Гэри был женат. Однажды. Она тоже сказала, что у него слишком крутой нрав. Слишком. С женщинами не сложилось. Как и с работой. Для них было в порядке вещей разозлиться, ударить его кулаком в грудь, но стоило ему хотя бы на дюйм оттолкнуть их от себя, как он тут же превращался в жестокого обидчика.

Работа, жизнь, женщины. Все доставляло массу проблем и неприятностей.

Во всяком случае, Морриссей предложил ему подзаработать немного наличных.

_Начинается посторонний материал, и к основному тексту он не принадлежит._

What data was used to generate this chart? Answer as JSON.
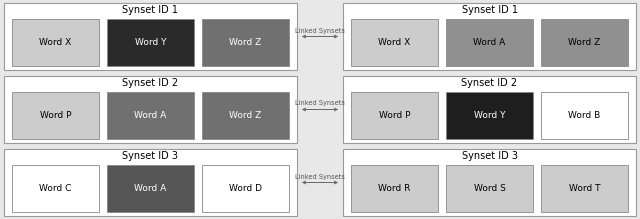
{
  "fig_bg": "#e8e8e8",
  "rows": [
    {
      "left_title": "Synset ID 1",
      "right_title": "Synset ID 1",
      "left_words": [
        "Word X",
        "Word Y",
        "Word Z"
      ],
      "right_words": [
        "Word X",
        "Word A",
        "Word Z"
      ],
      "left_colors": [
        "#cccccc",
        "#2a2a2a",
        "#707070"
      ],
      "right_colors": [
        "#cccccc",
        "#909090",
        "#909090"
      ],
      "left_text_colors": [
        "#000000",
        "#ffffff",
        "#ffffff"
      ],
      "right_text_colors": [
        "#000000",
        "#000000",
        "#000000"
      ],
      "arrow_label": "Linked Synsets"
    },
    {
      "left_title": "Synset ID 2",
      "right_title": "Synset ID 2",
      "left_words": [
        "Word P",
        "Word A",
        "Word Z"
      ],
      "right_words": [
        "Word P",
        "Word Y",
        "Word B"
      ],
      "left_colors": [
        "#cccccc",
        "#707070",
        "#707070"
      ],
      "right_colors": [
        "#cccccc",
        "#1e1e1e",
        "#ffffff"
      ],
      "left_text_colors": [
        "#000000",
        "#ffffff",
        "#ffffff"
      ],
      "right_text_colors": [
        "#000000",
        "#ffffff",
        "#000000"
      ],
      "arrow_label": "Linked Synsets"
    },
    {
      "left_title": "Synset ID 3",
      "right_title": "Synset ID 3",
      "left_words": [
        "Word C",
        "Word A",
        "Word D"
      ],
      "right_words": [
        "Word R",
        "Word S",
        "Word T"
      ],
      "left_colors": [
        "#ffffff",
        "#555555",
        "#ffffff"
      ],
      "right_colors": [
        "#cccccc",
        "#cccccc",
        "#cccccc"
      ],
      "left_text_colors": [
        "#000000",
        "#ffffff",
        "#000000"
      ],
      "right_text_colors": [
        "#000000",
        "#000000",
        "#000000"
      ],
      "arrow_label": "Linked Synsets"
    }
  ]
}
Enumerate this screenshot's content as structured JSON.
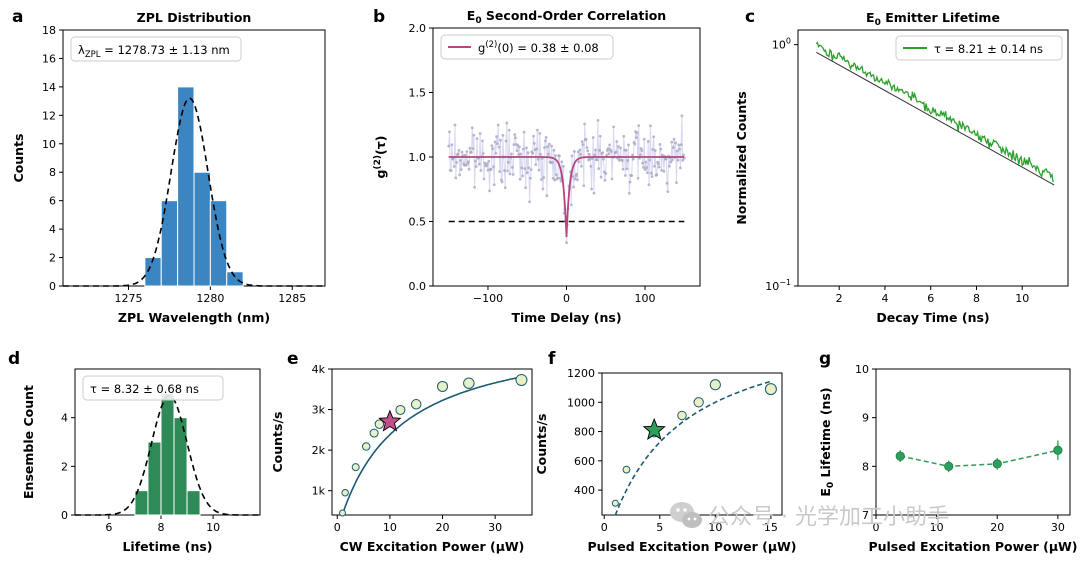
{
  "figure": {
    "watermark_text": "公众号 · 光学加工小助手",
    "watermark_icon": "wechat-icon"
  },
  "chart_data": [
    {
      "id": "a",
      "letter": "a",
      "type": "bar",
      "title": "ZPL Distribution",
      "xlabel": "ZPL Wavelength (nm)",
      "ylabel": "Counts",
      "xlim": [
        1271,
        1287
      ],
      "ylim": [
        0,
        18
      ],
      "xticks": [
        1275,
        1280,
        1285
      ],
      "yticks": [
        0,
        2,
        4,
        6,
        8,
        10,
        12,
        14,
        16,
        18
      ],
      "bin_width": 1,
      "bins": [
        1276.5,
        1277.5,
        1278.5,
        1279.5,
        1280.5,
        1281.5
      ],
      "values": [
        2,
        6,
        14,
        8,
        6,
        1
      ],
      "fit": {
        "type": "gaussian",
        "mean": 1278.73,
        "sigma": 1.13,
        "amplitude": 13.2
      },
      "legend": "λZPL = 1278.73 ± 1.13 nm",
      "color": "#3a85c2"
    },
    {
      "id": "b",
      "letter": "b",
      "type": "scatter",
      "title": "E0 Second-Order Correlation",
      "xlabel": "Time Delay (ns)",
      "ylabel": "g(2)(τ)",
      "xlim": [
        -170,
        170
      ],
      "ylim": [
        0,
        2
      ],
      "xticks": [
        -100,
        0,
        100
      ],
      "yticks": [
        0.0,
        0.5,
        1.0,
        1.5,
        2.0
      ],
      "data_range": [
        -150,
        150
      ],
      "baseline": 1.0,
      "noise_band": [
        0.55,
        1.55
      ],
      "dip_value": 0.38,
      "dip_width_ns": 4,
      "threshold_line": 0.5,
      "legend": "g(2)(0) = 0.38 ± 0.08",
      "fit_color": "#b6467f",
      "point_color": "#a8a8c0"
    },
    {
      "id": "c",
      "letter": "c",
      "type": "line",
      "title": "E0 Emitter Lifetime",
      "xlabel": "Decay Time (ns)",
      "ylabel": "Normalized Counts",
      "xlim": [
        0.2,
        12
      ],
      "ylim": [
        0.1,
        1.15
      ],
      "yscale": "log",
      "xticks": [
        2,
        4,
        6,
        8,
        10
      ],
      "yticks": [
        0.1,
        1.0
      ],
      "data_range": [
        1,
        11.4
      ],
      "lifetime_ns": 8.21,
      "legend": "τ = 8.21 ± 0.14 ns",
      "color": "#2ca02c"
    },
    {
      "id": "d",
      "letter": "d",
      "type": "bar",
      "title": "",
      "xlabel": "Lifetime (ns)",
      "ylabel": "Ensemble Count",
      "xlim": [
        4.7,
        11.8
      ],
      "ylim": [
        0,
        6
      ],
      "xticks": [
        6,
        8,
        10
      ],
      "yticks": [
        0,
        2,
        4
      ],
      "bin_width": 0.5,
      "bins": [
        7.25,
        7.75,
        8.25,
        8.75,
        9.25
      ],
      "values": [
        1,
        3,
        5,
        4,
        1
      ],
      "fit": {
        "type": "gaussian",
        "mean": 8.32,
        "sigma": 0.68,
        "amplitude": 4.9
      },
      "legend": "τ = 8.32 ± 0.68 ns",
      "color": "#2e8b57"
    },
    {
      "id": "e",
      "letter": "e",
      "type": "scatter",
      "title": "",
      "xlabel": "CW Excitation Power (μW)",
      "ylabel": "Counts/s",
      "xlim": [
        -1,
        37
      ],
      "ylim": [
        400,
        4000
      ],
      "xticks": [
        0,
        10,
        20,
        30
      ],
      "yticks": [
        1000,
        2000,
        3000,
        4000
      ],
      "ytick_labels": [
        "1k",
        "2k",
        "3k",
        "4k"
      ],
      "x": [
        1,
        1.5,
        3.5,
        5.5,
        7,
        8,
        12,
        15,
        20,
        25,
        35
      ],
      "y": [
        450,
        950,
        1580,
        2090,
        2420,
        2640,
        2990,
        3130,
        3570,
        3650,
        3730
      ],
      "saturation_fit": {
        "I_sat": 5000,
        "P_sat": 11
      },
      "star": {
        "x": 10,
        "y": 2700,
        "color": "#c0508b"
      },
      "line_color": "#1d5a73",
      "marker_fill": "#e8f0c8"
    },
    {
      "id": "f",
      "letter": "f",
      "type": "scatter",
      "title": "",
      "xlabel": "Pulsed Excitation Power (μW)",
      "ylabel": "Counts/s",
      "xlim": [
        -0.2,
        16
      ],
      "ylim": [
        230,
        1200
      ],
      "xticks": [
        0,
        5,
        10,
        15
      ],
      "yticks": [
        400,
        600,
        800,
        1000,
        1200
      ],
      "x": [
        1,
        2,
        4.5,
        7,
        8.5,
        10,
        15
      ],
      "y": [
        310,
        540,
        790,
        910,
        1000,
        1120,
        1090
      ],
      "saturation_fit": {
        "I_sat": 1600,
        "P_sat": 6
      },
      "star": {
        "x": 4.5,
        "y": 810,
        "color": "#2ca05a"
      },
      "line_color": "#1d5a73",
      "marker_fill": "#e8f0c8"
    },
    {
      "id": "g",
      "letter": "g",
      "type": "line",
      "title": "",
      "xlabel": "Pulsed Excitation Power (μW)",
      "ylabel": "E0 Lifetime (ns)",
      "xlim": [
        0,
        32
      ],
      "ylim": [
        7,
        10
      ],
      "xticks": [
        0,
        10,
        20,
        30
      ],
      "yticks": [
        7,
        8,
        9,
        10
      ],
      "x": [
        4,
        12,
        20,
        30
      ],
      "y": [
        8.21,
        8.0,
        8.05,
        8.33
      ],
      "err": [
        0.12,
        0.12,
        0.12,
        0.2
      ],
      "color": "#2ca05a"
    }
  ]
}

Гэри ничего не имел против холода. И он не отказал себе в покупке айпода, поэтому его не пугала мысль остаться на острове в одиночку. Возможно, будет дуть неистовый ветер, а температура воздуха ночью резко упадет, но для него это роли не играет. Он ходил в море всю свою жизнь, в экипажах яхт богатых парней, просто потому, что ему это чертовски нравилось. Ветер и холод во время плавания ничего не значили для него.

Он любил ощущение одиночества. И какая разница: сидеть одному дома или находиться одному здесь, на Кау-Кэй?

У него с собой были одеяло, чтобы можно было согреться в холод, и термос с кофе, разбавленным алкоголем. Какого лешего понадобилось охранять пустынный остров и большую скалу, он не знал. Некто что-то вынюхивал здесь. Раскапывая землю. Тут и там. Парковой службе было наплевать.

Но если О’Райли платил ему за то, чтобы он наблюдал за скалой, он будет за ней наблюдать.

Он нашел местечко возле скалы Баньши и уселся на одеяло, пристроил рядом фонарь и термос, достал айпод, нашел неплохую музыку. Прислонился спиной к скале, прибавил звук. Одеяло, расстеленное на земле, предохраняло его задницу от замерзания, остальные части тела согревала теплая парка.

Неплохо, думал Гэри.

На небе мерцало несколько звезд и блестел месяц. На главном острове, в Ньюпорте, повсюду были заметны мигающие огоньки рождественских гирлянд. Разноцветье.

Только поросль деревьев на Кау-Кэй казалась по-настоящему пугающей, вызывала страх и мурашки по коже. Деревья шевелились и принимали причудливые очертания от дуновений ветра, как в страшной и фантастической хеллоуиновской истории. У него разыгралось воображение, и он представил себе, как эти невзрачные, тощие создания преисподней отрываются от своих корней и приходят в движение, размахивают своими маленькими костлявыми ручками в попытке зацепить сучьями волосы какой-нибудь старшеклассницы, которая трахается со своим дружком прямо тут же, на расстеленных постельных принадлежностях, которые в свернутом виде носят с собой в походы туристы.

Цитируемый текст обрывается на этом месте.